An experimental research program was undertaken to examine the influence of large-scale high, intensity turbulence on vane exit losses, wake growth, and exit turbulence characteristics. The experiment was conducted in a four vane linear cascade at an exit Reynolds number of 800, 000 based on chord length and an exit Mach number of 0.27. Exit measurements were made for four inlet turbulence conditions including a low turbulence case (Tu ≈ 1%), a grid-generated turbulence case (Tu ≈ 7.5%), and two levels of large-scale turbulence generated with a mock combustor (Tu ≈ 12% & Tu ≈ 8%).
Exit total pressure surveys were taken at two locations to quantify total pressure losses. The suction surface boundary layer was also traversed to determine losses due boundary layer growth. Losses were also found in the core of the flow for the elevated turbulence cases.
The elevated free stream turbulence was found to have a significant effect on wake growth. Generally, the wakes subjected to elevated free stream turbulence were broader and had smaller peak velocity deficits. Reynolds stress profiles exhibited asymmetry in peak amplitudes about the wake centerline, which are attributable to differences in the evolution of the boundary layers on the pressure and suction surfaces of the vanes.

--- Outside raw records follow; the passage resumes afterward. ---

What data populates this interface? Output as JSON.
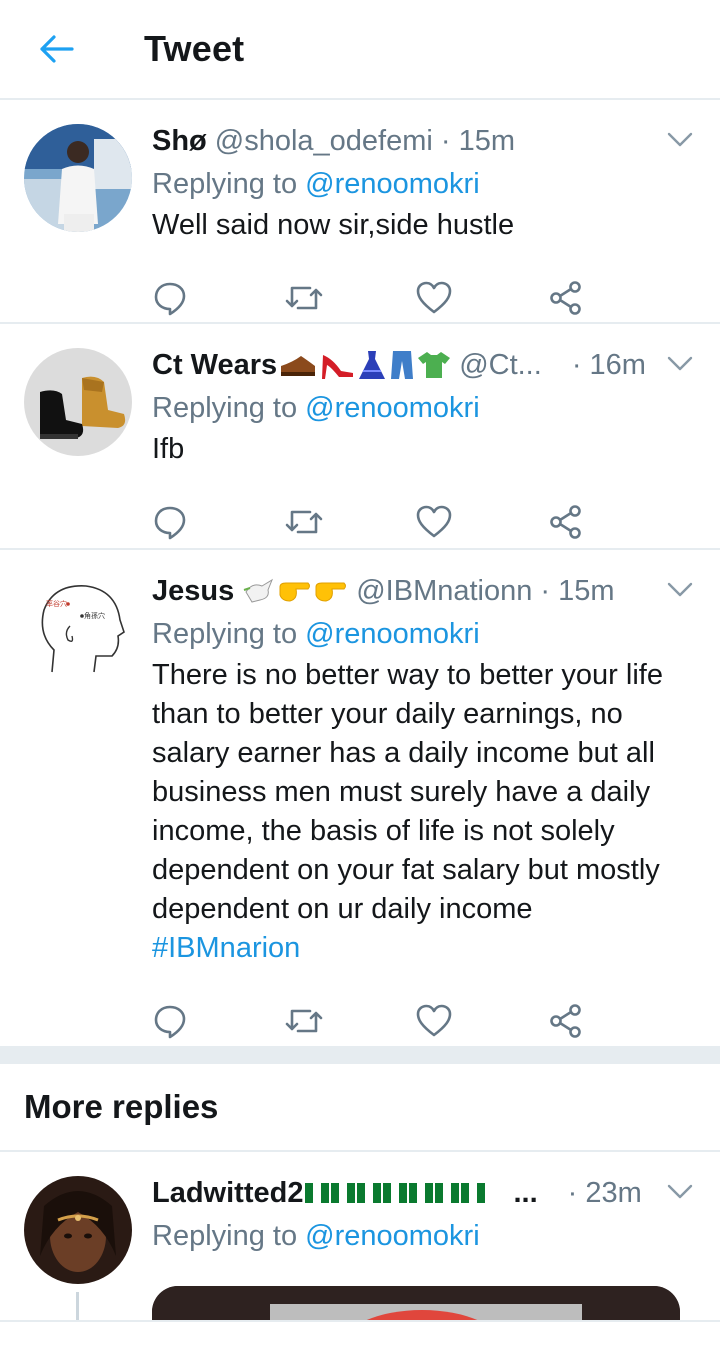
{
  "header": {
    "title": "Tweet",
    "back_icon": "back-arrow-icon",
    "accent": "#1da1f2"
  },
  "tweets": [
    {
      "name": "Shø",
      "handle": "@shola_odefemi",
      "time": "· 15m",
      "replying_label": "Replying to",
      "replying_to": "@renoomokri",
      "text": "Well said now sir,side hustle"
    },
    {
      "name": "Ct Wears",
      "name_emojis": [
        "shoe",
        "high-heel",
        "dress",
        "jeans",
        "tshirt"
      ],
      "handle": "@Ct...",
      "time": "· 16m",
      "replying_label": "Replying to",
      "replying_to": "@renoomokri",
      "text": "Ifb"
    },
    {
      "name": "Jesus",
      "name_emojis": [
        "dove",
        "point-right",
        "point-right"
      ],
      "handle": "@IBMnationn",
      "time": "· 15m",
      "replying_label": "Replying to",
      "replying_to": "@renoomokri",
      "text": "There is no better way to better your life than to better your daily earnings, no salary earner has a daily income but all business men must surely have a daily income, the basis of life is not solely dependent on your fat salary but mostly dependent on ur daily income",
      "hashtag": "#IBMnarion",
      "avatar_text_1": "率谷穴",
      "avatar_text_2": "角孫穴"
    }
  ],
  "more_replies": {
    "title": "More replies",
    "tweet": {
      "name": "Ladwitted2",
      "name_suffix": "...",
      "time": "· 23m",
      "replying_label": "Replying to",
      "replying_to": "@renoomokri"
    }
  },
  "colors": {
    "link": "#1b95e0",
    "secondary_text": "#657786",
    "divider": "#e6ecf0",
    "icon": "#657786"
  }
}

The overall level of turbulence and dissipation inside the wakes and in the free stream was determined to document the rotor inlet boundary conditions. This is useful information for assessing rotor heat transfer and aerodynamics. Eddy diffusivities and mixing lengths were estimated using X-wire measurements of turbulent shear stress. The free stream turbulence was found to strongly affect eddy diffusivities, and thus wake mixing. At the last measuring position, the average eddy diffusivity in the wake of the high turbulence close combustor configuration (Tu ≈ 12) was three times that of the low turbulence wake.